Foie gras producer on trial in France for ‘serious animal cruelty’

This article is more than 9 years old

Campaign group calls controversial delicacy into question as supplier of top chefs, Ernest Soulard, appears in court

A foie gras producer has appeared in court in France accused of “serious animal cruelty” in a case which campaigners are determined to turn into a trial not only of the individual company but of the controversial delicacy itself.

The Ernest Soulard producer, who supplied France’s multi-starred chef Joël Robuchon and Britain’s Gordon Ramsay, stands accused of cruelty for the conditions in which the company’s birds were kept.

But an animal rights association is attempting to turn the hearing into an indictment of ‘gavage’ – the injecting of food directly into the birds’ gut leading to the rapid enlargement of the liver.

The campaign association L214 accused the producer of cruelty after publishing a video of the conditions in which the company’s ducks were kept. The film showed exhausted and distressed birds in individual cages in which they could hardly move and appeared to be suffering from painful eye injuries and abscesses.

It is the first time a producer of foie gras, considered a French national delicacy, has gone on trial for cruelty, and L214 campaigners said the hearing would put the issue of gavage under the spotlight.

“It’s the first time gavage has gone on trial,” said L214, adding it would enable a “profound discussion of the legality or not of this practice and the consequences it can have on the animal.”

“The Ernest Soulard company was targeted because we had enough evidence to bring a legal case. If the company is convicted, it will obviously affect the practice of gavage which is banned in numerous countries,” Hélène Thouy, lawyer for L214 told AFP.

Before the hearing in La Roche-sur-Yon in the Vendée region, Roland Tonarelli, director general of Ernest Soulard said his company would vigorously contest the charges against them.

“Gavage is not on trial. The question is was there cruelty or not? We will show step by step, minute by minute that this is not the case. We have factual evidence to show that the video is a montage ... and not all of it was filmed at our plant.”

The foie gras producer is suing L214 for trespass and damage to its property.

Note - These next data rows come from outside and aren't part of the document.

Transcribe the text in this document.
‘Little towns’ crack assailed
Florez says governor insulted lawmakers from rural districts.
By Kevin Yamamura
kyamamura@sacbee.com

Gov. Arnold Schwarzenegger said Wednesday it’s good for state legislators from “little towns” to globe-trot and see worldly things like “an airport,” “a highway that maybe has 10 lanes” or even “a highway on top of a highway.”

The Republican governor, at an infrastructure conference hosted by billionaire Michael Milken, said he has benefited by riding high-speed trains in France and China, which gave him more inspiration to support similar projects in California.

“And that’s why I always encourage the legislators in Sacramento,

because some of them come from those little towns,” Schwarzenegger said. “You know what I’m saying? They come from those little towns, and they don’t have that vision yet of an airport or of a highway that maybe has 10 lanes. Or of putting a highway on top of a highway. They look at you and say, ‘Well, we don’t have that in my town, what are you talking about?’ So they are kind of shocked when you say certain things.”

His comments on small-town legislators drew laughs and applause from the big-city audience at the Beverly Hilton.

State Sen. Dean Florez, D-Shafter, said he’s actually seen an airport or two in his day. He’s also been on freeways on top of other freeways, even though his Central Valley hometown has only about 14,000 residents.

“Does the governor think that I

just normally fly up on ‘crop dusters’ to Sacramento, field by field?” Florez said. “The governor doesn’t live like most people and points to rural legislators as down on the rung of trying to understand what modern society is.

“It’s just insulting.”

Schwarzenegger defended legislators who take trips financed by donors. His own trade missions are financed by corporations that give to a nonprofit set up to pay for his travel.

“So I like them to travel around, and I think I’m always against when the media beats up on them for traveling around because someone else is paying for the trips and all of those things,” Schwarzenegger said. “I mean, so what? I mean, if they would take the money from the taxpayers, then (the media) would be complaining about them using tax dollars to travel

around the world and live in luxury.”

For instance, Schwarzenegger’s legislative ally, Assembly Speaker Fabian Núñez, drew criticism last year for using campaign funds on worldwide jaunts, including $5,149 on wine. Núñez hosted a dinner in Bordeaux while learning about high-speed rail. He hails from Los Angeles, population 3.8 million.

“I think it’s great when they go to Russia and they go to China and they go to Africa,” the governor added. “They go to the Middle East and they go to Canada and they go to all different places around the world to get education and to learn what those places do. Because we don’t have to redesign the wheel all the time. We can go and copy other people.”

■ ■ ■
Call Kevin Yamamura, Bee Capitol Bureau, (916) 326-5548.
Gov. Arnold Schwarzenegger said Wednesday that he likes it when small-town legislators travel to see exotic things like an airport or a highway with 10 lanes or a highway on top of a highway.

“We are not barbarians ... the video has damaged (foie gras) producers and created a climate of suspicion,” added Tonarelli.

The farmers argue foie gras is part of France’s gastronomic tradition, itself listed by UNESCO as part of the world’s heritage.

The European Union banned individual cages for birds in 2011, but gave producers until the end of 2015 to install larger collective cages for the gavage.

Soulard also supplies some of France’s most celebrated restaurants including Alain Ducasse’s Jules Verne and Le Meurice, Le Georges V, and Fouquet’s.

“Our inquiry shows that there is only one way to produce foie gras and it comes at the cost of severe suffering to the animal,” L214, which has an ongoing ‘Stop Gavage’ campaign said in a statement.

“Even on the tables of the most prestigious restaurants, foie gras is nothing more than the diseased liver of a bird trapped in a cage, stuffed and sickened.”

If convicted of animal cruelty, the company could face a €30,000 fine and a prison sentence.

France produces 74 per cent of the world’s foie gras and has around 8,000 producers.